Artikel ini pertama kali tayang di Noisey UK.
Ketika Bob Dylan dianugerahi penghargaan Nobel Sastra tahun lalu, internet bereaksi dengan panas. Gosip bahwa Dylan dimasukkan ke daftar pemenang oleh komite Nobel sudah muncul sejak 1996. Tapi wacana itu dianggap khayalan semata. Sara Danius selaku Sekretaris permanen Akademi Swedia menanggapi serangan banyak orang atas terpilihnya Dylan, menyandingkan kualitas lirik Dylan dengan pujangga klasik seperti Sappho atau Homer. Dia juga berargumen bahwa puisi dan lagu dulunya adalah satu kesatuan—bahkan, lagu-lagu yang digubah dari puisi panjang Homeri dan Sappho mendahului konsep sastra. Lirik mereka mulai didefinisikan sebagai sastra setelah ditulis dan melewati tradisi lisan.
Videos by VICE
Tentunya karya-karya Dylan muncul di era yang berbeda: vinyl dan buku cetakan. Tetap saja usaha mengkanonisasi Dylan bukanlah hal baru. Buku Christopher Rick rilisan 2003 yang berjudul Dylan’s Visions of Sin berargumen bahwa lirik tulisan Dylan mempunyai kualitas puisi yang sama dengan karya John Keats. Lirik Dylan juga tercantum dalam The Norton Anthology of Poetry dan The Oxford Book of American Poetry. Semua ini meneguhkan kehadiran torehan Dylan dalam kancah sastra Inggris di institusi resmi yang melakukan kanonisasi.
Langkah yang serupa juga pernah dilakukan dengan genre hip hop. Buku Tricia Rose rilisan 1994 berjudul Black Noise serta terbitan 1997 berjudul Norton Anthology of African American Literature menyalin rap dari dunia musik ke atas kertas. Rap juga sudah pernah menjadi subyek akademis di departemen African-American Studies di AS sejak era 90-an. Lebih dari itu, sarjana pengkaji budaya pop Lawrence Grossberg mengatakan bahwa rap sudah menganut nilai-nilai posmodernisme sejak 1988. Dalam esainya berjudul “Putting the Pop Back into Postmodernism,” dia berargumen bahwa rap dalam esensinya adalah seni posmodern.

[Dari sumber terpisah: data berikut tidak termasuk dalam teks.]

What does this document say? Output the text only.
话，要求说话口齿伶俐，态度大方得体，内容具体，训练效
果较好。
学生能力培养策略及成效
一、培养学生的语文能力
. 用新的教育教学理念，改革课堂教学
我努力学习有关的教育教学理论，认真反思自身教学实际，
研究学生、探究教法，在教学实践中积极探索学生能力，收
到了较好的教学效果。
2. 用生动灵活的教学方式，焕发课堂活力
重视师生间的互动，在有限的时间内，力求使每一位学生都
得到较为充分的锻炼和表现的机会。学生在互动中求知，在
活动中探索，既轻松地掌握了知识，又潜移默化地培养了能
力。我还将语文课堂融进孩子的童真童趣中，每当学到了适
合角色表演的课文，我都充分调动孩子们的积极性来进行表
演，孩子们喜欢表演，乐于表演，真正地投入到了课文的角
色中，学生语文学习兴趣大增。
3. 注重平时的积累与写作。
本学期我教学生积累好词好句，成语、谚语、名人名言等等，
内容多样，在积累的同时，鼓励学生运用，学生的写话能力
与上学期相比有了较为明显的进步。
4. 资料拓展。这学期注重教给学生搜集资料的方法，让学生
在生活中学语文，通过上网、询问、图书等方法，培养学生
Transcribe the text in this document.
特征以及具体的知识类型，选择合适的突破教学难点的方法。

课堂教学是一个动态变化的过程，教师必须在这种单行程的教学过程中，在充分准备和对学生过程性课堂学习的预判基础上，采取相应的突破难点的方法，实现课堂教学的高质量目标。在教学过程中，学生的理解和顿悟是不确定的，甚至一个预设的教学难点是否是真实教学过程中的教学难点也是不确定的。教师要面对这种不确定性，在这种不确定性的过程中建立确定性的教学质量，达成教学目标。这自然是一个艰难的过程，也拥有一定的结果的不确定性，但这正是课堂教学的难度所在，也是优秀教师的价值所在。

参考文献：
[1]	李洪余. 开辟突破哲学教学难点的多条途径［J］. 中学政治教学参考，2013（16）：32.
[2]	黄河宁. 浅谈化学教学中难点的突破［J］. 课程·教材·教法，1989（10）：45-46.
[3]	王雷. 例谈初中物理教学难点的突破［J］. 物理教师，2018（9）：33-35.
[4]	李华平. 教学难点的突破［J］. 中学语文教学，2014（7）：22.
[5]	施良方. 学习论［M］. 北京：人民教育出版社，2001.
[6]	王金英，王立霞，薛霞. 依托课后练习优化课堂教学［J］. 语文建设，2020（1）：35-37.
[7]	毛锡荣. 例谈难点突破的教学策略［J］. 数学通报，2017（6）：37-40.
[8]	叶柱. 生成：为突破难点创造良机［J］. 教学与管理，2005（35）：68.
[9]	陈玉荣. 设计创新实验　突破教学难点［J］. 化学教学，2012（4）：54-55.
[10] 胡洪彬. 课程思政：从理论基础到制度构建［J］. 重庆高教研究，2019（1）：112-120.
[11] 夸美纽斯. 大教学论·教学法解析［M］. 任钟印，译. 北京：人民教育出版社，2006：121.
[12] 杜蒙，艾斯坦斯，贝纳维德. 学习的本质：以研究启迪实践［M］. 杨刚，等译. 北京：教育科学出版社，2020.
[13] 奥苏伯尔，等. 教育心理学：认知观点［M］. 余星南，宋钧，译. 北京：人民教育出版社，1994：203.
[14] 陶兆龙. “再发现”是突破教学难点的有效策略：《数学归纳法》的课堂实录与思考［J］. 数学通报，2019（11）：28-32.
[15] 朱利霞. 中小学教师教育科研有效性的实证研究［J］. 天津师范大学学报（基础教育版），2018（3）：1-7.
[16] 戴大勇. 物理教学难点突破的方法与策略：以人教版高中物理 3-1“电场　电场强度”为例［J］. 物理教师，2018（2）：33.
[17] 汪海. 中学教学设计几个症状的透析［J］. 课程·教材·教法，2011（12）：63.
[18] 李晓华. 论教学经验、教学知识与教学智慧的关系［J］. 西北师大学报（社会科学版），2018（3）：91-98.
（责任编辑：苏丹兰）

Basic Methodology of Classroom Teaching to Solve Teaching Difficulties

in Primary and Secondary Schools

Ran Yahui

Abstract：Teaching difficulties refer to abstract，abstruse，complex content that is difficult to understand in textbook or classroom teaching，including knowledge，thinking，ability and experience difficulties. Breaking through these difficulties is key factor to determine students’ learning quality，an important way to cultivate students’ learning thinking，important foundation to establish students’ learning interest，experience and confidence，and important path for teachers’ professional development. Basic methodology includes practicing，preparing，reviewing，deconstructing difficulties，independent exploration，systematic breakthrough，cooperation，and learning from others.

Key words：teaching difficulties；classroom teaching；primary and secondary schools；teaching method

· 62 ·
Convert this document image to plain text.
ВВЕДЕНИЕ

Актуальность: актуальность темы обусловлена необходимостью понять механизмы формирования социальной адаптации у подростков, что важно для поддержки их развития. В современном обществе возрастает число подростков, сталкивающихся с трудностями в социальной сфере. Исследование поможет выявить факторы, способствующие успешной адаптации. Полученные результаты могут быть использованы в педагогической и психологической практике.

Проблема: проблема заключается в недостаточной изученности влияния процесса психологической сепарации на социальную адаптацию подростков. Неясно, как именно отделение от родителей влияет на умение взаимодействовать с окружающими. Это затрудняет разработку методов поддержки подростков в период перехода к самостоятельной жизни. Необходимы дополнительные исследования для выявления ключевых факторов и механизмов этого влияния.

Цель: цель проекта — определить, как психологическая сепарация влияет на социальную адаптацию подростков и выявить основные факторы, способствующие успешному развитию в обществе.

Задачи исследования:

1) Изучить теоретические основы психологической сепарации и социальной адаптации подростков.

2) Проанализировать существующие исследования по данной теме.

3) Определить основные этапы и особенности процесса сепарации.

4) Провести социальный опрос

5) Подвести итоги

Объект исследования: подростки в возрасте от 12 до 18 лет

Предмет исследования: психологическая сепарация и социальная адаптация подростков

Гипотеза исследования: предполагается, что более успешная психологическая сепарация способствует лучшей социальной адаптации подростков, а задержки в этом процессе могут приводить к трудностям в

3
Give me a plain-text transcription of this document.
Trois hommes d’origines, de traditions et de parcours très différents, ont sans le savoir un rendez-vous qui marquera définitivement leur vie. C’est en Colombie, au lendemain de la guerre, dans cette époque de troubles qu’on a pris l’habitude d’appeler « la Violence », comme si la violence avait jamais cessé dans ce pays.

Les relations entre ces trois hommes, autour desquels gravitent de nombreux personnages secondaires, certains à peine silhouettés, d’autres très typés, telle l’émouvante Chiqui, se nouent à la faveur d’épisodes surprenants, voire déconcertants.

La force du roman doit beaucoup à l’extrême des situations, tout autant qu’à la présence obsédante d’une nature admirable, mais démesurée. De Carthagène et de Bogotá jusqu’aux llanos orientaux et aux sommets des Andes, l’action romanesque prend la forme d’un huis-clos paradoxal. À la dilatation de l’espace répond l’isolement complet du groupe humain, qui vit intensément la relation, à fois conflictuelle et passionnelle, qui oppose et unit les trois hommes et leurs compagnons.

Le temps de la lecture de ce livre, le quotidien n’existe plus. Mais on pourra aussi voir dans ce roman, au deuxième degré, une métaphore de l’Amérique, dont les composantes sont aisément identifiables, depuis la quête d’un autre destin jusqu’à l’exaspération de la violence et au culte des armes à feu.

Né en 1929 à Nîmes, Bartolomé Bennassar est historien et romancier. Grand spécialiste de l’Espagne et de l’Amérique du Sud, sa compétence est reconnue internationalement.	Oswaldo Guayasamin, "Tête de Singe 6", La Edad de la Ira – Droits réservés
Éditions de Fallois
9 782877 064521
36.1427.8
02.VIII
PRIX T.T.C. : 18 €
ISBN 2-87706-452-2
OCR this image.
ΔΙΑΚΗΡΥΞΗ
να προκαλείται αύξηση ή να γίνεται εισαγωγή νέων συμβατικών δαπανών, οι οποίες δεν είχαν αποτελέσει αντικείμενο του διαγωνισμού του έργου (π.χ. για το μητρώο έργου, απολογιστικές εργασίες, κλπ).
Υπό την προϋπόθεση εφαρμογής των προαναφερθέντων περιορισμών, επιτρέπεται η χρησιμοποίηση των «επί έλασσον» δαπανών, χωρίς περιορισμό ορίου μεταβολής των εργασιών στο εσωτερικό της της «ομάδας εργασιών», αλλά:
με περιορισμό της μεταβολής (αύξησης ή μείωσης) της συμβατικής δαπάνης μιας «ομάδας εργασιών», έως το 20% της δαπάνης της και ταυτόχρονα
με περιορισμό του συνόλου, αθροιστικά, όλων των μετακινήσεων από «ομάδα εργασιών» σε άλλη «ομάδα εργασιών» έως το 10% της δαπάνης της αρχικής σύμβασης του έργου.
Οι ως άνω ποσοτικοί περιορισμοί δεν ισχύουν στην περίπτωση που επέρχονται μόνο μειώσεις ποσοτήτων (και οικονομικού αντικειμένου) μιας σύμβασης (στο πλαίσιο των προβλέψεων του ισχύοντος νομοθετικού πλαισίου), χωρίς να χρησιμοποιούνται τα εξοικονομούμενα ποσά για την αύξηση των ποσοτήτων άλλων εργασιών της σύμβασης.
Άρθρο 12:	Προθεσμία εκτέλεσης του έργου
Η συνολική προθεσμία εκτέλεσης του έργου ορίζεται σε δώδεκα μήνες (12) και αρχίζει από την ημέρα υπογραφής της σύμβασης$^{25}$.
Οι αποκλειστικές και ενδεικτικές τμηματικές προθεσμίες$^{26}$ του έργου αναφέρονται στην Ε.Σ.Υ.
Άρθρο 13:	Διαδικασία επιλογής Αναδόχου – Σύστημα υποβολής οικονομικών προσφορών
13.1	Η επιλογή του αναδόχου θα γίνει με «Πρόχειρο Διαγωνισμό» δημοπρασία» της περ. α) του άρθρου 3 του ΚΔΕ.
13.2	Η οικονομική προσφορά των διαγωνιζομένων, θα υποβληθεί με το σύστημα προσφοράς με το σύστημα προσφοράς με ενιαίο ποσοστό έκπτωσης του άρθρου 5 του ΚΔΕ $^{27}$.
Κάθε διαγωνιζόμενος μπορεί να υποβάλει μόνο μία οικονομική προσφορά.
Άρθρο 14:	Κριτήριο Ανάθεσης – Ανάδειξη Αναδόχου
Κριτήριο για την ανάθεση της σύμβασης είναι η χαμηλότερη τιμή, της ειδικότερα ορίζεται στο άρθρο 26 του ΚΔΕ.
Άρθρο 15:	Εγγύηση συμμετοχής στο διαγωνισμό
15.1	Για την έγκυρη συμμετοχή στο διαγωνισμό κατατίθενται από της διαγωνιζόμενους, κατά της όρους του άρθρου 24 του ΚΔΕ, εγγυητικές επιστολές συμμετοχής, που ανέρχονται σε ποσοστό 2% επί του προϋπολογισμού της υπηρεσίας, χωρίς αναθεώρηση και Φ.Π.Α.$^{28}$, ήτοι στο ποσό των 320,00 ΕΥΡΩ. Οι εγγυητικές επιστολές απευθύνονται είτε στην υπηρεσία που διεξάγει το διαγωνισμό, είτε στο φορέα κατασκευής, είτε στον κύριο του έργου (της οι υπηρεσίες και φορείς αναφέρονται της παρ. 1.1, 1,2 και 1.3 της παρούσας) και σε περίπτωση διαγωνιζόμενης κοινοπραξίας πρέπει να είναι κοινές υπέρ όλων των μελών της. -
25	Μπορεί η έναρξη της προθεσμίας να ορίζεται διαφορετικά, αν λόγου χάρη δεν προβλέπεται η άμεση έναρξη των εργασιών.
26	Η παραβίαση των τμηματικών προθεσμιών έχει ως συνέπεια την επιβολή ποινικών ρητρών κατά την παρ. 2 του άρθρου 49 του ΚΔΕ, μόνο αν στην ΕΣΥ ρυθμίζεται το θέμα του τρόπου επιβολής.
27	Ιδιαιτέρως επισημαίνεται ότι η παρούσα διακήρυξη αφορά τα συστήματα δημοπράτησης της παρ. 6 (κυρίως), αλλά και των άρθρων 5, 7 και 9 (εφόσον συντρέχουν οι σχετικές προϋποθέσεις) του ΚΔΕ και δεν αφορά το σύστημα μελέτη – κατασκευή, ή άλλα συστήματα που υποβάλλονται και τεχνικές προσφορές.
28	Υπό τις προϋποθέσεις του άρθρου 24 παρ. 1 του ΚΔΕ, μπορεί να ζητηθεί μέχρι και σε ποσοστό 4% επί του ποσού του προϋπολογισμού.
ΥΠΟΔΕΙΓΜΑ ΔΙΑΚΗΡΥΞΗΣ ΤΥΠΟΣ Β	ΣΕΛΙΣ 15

Bagi Andrew Warnes, Profesor Sastra Amerika di Leeds University yang mengajarkan album Fear Of A Black Planet milik Public Enemy ke murid S2, rap dan tradisi literatur Afrika-Amerika berhasil menangkap hakikat dari kultur kulit hitam Amerika. “Tradisi kultur Afrika-Amerika berakar di ekspresi identitas manusia melawan segala tantangan. Inilah esensi dari kultur Afrika-Amerika,” katanya. “Seniman Afrika-Amerika menegaskan haknya untuk tidak hanya eksis, tapi juga merasakan emosi di tengah penindasan berbau rasisme. Kalau disaring menjadi sebuah satu etos, kultur Afrika-Amerika bertemakan pertahanan hidup dan penegasan eksistensi manusia. Anda bisa dengar semua ini dalam musik blues, dalam tulisan Richard Wright, Langston Hughers, dan tentunya di hip-hop.”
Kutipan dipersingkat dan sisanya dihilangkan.